A body starts from the origin and moves along the X-axis such that the velocity at any instant is given by `(4t^3-2t)`, where t is in sec and velocity in m/s. what is the acceleration of the particle when it is 2 m from the origin?
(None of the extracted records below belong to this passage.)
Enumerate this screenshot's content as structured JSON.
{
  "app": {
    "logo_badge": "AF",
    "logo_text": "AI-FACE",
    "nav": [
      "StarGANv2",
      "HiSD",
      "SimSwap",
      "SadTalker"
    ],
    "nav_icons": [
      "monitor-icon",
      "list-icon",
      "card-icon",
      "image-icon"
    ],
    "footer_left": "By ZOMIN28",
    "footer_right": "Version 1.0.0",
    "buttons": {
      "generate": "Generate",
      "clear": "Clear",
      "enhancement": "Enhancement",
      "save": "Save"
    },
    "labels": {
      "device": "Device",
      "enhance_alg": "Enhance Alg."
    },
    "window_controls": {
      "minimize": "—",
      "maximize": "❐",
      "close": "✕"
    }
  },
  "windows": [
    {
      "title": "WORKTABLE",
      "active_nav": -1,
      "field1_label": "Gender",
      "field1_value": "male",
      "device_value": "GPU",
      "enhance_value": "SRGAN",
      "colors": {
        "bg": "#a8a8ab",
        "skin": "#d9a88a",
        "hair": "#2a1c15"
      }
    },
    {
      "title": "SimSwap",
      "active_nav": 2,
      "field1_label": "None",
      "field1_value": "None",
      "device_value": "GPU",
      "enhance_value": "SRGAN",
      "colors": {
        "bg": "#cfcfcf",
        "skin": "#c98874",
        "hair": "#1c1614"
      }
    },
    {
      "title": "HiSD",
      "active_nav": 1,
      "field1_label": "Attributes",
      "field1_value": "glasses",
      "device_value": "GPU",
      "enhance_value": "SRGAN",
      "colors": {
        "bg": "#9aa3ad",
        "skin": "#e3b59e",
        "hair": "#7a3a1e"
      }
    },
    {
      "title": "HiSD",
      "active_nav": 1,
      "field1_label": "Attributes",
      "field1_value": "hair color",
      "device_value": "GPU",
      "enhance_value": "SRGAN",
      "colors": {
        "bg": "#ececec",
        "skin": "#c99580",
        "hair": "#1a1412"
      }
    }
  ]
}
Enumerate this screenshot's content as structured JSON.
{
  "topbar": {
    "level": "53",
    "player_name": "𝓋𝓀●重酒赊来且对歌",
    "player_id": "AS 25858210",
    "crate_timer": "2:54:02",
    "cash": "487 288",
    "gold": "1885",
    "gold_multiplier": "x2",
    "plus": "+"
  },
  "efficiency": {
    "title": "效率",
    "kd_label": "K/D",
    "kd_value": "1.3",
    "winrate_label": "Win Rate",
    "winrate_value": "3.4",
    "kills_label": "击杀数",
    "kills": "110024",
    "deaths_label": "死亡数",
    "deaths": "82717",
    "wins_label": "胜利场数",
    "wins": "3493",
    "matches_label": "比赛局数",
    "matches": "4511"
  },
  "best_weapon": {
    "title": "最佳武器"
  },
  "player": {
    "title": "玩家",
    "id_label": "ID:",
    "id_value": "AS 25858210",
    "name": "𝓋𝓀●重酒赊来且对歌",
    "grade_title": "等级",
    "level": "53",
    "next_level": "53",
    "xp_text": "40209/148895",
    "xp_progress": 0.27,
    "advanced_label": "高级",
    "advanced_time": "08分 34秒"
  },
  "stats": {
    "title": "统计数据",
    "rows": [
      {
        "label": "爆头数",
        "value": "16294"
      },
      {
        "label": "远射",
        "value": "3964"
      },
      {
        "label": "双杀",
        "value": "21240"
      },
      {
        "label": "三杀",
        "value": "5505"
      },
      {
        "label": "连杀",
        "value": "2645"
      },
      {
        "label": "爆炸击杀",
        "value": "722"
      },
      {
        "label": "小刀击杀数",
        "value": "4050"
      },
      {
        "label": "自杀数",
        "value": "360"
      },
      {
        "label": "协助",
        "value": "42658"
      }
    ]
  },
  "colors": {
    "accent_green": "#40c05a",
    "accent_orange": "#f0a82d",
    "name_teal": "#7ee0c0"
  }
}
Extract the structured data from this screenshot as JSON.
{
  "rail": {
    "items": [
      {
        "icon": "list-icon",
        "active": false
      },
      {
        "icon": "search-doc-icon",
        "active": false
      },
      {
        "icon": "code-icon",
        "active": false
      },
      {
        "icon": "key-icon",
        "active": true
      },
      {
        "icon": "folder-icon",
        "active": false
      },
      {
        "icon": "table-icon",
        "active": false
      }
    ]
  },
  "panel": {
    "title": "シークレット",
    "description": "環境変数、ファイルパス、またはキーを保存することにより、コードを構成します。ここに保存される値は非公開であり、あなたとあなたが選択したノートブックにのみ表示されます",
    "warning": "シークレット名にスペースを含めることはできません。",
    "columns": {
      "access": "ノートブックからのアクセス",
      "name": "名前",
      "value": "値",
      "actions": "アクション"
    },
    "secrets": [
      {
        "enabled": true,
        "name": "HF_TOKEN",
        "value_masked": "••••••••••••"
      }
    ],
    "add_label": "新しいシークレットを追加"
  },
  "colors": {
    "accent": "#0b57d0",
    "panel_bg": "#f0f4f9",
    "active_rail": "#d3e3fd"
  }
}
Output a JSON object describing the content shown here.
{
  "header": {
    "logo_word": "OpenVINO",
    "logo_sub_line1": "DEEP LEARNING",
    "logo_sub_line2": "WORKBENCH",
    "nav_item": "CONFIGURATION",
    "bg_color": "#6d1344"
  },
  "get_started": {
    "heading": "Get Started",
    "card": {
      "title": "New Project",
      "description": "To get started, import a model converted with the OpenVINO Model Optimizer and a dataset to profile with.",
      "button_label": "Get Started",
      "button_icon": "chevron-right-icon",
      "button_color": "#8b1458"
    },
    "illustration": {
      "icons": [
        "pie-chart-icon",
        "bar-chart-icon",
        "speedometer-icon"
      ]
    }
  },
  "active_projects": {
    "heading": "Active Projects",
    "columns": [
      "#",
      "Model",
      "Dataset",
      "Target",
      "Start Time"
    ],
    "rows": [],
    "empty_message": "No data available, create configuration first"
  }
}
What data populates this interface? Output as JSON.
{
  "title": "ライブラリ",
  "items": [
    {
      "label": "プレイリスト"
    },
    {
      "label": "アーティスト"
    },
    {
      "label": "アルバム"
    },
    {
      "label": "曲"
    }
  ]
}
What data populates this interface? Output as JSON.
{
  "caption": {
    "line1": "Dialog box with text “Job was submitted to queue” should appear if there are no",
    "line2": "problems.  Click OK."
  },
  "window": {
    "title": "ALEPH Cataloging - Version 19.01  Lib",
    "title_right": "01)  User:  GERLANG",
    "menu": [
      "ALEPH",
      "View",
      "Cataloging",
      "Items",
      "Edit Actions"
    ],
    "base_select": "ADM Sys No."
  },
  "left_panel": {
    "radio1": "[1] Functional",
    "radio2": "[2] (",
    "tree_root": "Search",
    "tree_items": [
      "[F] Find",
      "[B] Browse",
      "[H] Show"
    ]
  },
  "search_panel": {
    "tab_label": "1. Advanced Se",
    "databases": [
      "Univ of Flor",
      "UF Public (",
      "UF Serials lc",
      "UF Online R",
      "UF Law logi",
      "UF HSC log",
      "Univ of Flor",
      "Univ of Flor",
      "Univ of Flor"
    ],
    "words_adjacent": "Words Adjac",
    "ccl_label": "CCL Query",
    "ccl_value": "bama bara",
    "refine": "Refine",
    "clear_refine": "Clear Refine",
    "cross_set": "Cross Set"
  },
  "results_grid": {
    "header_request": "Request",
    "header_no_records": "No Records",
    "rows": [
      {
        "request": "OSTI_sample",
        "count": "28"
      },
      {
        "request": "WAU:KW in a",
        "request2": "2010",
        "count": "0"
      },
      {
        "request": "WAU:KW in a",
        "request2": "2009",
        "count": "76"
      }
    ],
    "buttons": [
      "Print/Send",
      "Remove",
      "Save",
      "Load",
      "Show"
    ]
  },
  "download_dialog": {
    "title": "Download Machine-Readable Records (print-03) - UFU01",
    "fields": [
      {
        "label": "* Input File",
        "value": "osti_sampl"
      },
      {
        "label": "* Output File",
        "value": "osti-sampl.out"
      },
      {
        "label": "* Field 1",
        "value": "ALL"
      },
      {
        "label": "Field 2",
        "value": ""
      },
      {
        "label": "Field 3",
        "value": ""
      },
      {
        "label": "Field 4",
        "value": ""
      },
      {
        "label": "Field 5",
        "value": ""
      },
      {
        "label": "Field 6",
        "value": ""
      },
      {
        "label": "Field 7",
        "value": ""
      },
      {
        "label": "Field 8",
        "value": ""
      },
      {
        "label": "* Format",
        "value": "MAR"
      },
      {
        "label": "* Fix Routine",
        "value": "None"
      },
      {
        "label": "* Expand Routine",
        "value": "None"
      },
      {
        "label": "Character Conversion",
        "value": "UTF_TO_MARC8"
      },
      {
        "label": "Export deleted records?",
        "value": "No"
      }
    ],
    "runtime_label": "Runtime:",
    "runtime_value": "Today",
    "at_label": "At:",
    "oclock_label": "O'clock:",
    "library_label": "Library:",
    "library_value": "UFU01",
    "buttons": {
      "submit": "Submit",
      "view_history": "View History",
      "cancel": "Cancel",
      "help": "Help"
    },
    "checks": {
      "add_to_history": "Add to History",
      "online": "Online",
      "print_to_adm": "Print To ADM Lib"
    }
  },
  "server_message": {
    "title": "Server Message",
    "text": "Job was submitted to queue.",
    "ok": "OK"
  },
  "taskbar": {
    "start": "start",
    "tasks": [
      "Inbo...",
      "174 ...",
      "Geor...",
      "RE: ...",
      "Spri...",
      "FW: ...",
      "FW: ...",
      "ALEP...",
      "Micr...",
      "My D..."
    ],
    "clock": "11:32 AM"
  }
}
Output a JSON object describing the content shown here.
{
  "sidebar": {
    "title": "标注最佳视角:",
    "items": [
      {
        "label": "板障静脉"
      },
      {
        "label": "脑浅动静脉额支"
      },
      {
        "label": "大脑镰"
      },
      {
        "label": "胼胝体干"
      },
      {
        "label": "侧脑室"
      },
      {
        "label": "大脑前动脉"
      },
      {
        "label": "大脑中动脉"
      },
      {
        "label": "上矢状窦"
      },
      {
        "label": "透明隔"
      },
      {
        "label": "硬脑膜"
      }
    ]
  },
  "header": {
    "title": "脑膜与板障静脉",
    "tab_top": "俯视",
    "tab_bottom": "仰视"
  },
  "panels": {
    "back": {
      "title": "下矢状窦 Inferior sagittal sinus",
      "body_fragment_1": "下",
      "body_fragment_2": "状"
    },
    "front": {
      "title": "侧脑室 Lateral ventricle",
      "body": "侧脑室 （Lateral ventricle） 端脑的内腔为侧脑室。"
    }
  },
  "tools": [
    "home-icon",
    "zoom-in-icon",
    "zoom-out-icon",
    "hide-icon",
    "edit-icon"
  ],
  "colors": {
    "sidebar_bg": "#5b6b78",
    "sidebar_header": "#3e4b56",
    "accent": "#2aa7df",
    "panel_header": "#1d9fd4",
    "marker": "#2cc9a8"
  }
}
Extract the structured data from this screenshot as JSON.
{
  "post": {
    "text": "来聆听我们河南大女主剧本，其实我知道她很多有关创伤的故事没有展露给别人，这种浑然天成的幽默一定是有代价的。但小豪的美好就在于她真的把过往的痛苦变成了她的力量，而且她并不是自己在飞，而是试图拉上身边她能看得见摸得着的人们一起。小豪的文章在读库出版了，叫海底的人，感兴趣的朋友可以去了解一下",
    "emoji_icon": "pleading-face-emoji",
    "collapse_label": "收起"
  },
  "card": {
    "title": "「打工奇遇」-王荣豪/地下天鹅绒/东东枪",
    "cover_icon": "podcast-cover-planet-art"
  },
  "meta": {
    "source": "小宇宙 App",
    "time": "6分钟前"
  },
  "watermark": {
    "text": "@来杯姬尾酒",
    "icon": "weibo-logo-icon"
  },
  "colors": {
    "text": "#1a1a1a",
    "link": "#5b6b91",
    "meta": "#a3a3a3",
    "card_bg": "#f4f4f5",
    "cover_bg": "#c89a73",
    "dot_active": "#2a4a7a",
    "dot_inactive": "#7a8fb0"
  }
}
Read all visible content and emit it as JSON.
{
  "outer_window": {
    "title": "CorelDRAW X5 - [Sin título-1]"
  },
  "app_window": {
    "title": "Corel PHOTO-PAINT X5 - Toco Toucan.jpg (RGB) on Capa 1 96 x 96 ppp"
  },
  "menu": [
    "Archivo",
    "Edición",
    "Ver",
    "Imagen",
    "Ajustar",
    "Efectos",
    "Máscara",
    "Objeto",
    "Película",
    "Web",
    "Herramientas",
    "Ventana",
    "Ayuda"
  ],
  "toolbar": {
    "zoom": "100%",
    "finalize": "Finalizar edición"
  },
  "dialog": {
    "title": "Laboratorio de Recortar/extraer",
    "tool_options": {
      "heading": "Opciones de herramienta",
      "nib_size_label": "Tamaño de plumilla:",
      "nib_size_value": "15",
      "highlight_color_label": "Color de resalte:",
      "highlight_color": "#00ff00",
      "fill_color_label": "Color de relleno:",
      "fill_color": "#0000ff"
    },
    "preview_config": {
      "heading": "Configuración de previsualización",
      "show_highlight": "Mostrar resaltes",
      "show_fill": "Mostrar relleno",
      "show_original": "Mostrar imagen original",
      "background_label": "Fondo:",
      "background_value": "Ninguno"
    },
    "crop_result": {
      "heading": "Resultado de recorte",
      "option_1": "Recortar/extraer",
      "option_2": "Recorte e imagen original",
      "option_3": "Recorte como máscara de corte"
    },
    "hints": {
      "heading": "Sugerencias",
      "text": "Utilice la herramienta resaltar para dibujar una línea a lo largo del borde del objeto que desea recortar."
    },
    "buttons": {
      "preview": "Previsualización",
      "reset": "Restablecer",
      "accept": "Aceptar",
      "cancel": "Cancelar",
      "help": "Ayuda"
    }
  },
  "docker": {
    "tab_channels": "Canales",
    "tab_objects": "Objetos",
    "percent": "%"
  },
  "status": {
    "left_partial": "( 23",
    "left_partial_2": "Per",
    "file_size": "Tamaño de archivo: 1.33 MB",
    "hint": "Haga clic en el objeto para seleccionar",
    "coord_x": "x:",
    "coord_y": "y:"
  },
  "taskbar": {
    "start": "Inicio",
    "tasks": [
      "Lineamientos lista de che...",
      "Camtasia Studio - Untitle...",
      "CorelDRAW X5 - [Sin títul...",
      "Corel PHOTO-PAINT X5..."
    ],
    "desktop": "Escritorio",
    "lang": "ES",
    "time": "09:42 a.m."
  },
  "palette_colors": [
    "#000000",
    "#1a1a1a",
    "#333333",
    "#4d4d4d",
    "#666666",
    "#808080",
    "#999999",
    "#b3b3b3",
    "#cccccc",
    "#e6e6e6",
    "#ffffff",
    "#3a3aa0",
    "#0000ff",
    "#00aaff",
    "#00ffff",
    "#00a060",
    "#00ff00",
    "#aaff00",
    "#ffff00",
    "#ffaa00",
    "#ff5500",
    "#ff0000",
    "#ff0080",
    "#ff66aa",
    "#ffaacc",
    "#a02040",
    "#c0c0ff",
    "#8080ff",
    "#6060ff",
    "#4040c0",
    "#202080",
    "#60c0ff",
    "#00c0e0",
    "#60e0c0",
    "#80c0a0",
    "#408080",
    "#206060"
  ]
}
To solve the problem step by step, we need to find the acceleration of a particle when it is 2 meters from the origin, given its velocity as a function of time. ### Step 1: Write down the velocity function The velocity \( v(t) \) of the particle is given by: \[ v(t) = 4t^3 - 2t \] ### Step 2: Relate velocity to displacement Velocity is the derivative of displacement \( x \) with respect to time \( t \): \[ v(t) = \frac{dx}{dt} \] Thus, we can write: \[ dx = (4t^3 - 2t) dt \] ### Step 3: Integrate to find displacement To find the displacement \( x \), we integrate the velocity function: \[ x = \int (4t^3 - 2t) dt \] Calculating the integral: \[ x = \left( \frac{4}{4} t^4 - \frac{2}{2} t^2 \right) + C = t^4 - t^2 + C \] Since the body starts from the origin, we set \( C = 0 \): \[ x = t^4 - t^2 \] ### Step 4: Set displacement equal to 2 meters We need to find the time \( t \) when the displacement \( x \) is 2 meters: \[ t^4 - t^2 = 2 \] Rearranging gives: \[ t^4 - t^2 - 2 = 0 \] Let \( u = t^2 \). Then the equation becomes: \[ u^2 - u - 2 = 0 \] ### Step 5: Solve the quadratic equation Using the quadratic formula \( u = \frac{-b \pm \sqrt{b^2 - 4ac}}{2a} \): \[ u = \frac{1 \pm \sqrt{1 + 8}}{2} = \frac{1 \pm 3}{2} \] This gives us: \[ u = 2 \quad \text{or} \quad u = -1 \quad (\text{not possible since } u = t^2) \] Thus, \( t^2 = 2 \) implies: \[ t = \sqrt{2} \text{ seconds} \] ### Step 6: Find acceleration Acceleration \( a(t) \) is the derivative of velocity: \[ a(t) = \frac{dv}{dt} = \frac{d}{dt}(4t^3 - 2t) = 12t^2 - 2 \] Now, substituting \( t = \sqrt{2} \): \[ a(\sqrt{2}) = 12(\sqrt{2})^2 - 2 = 12 \cdot 2 - 2 = 24 - 2 = 22 \text{ m/s}^2 \] ### Final Answer The acceleration of the particle when it is 2 meters from the origin is: \[ \boxed{22 \text{ m/s}^2} \]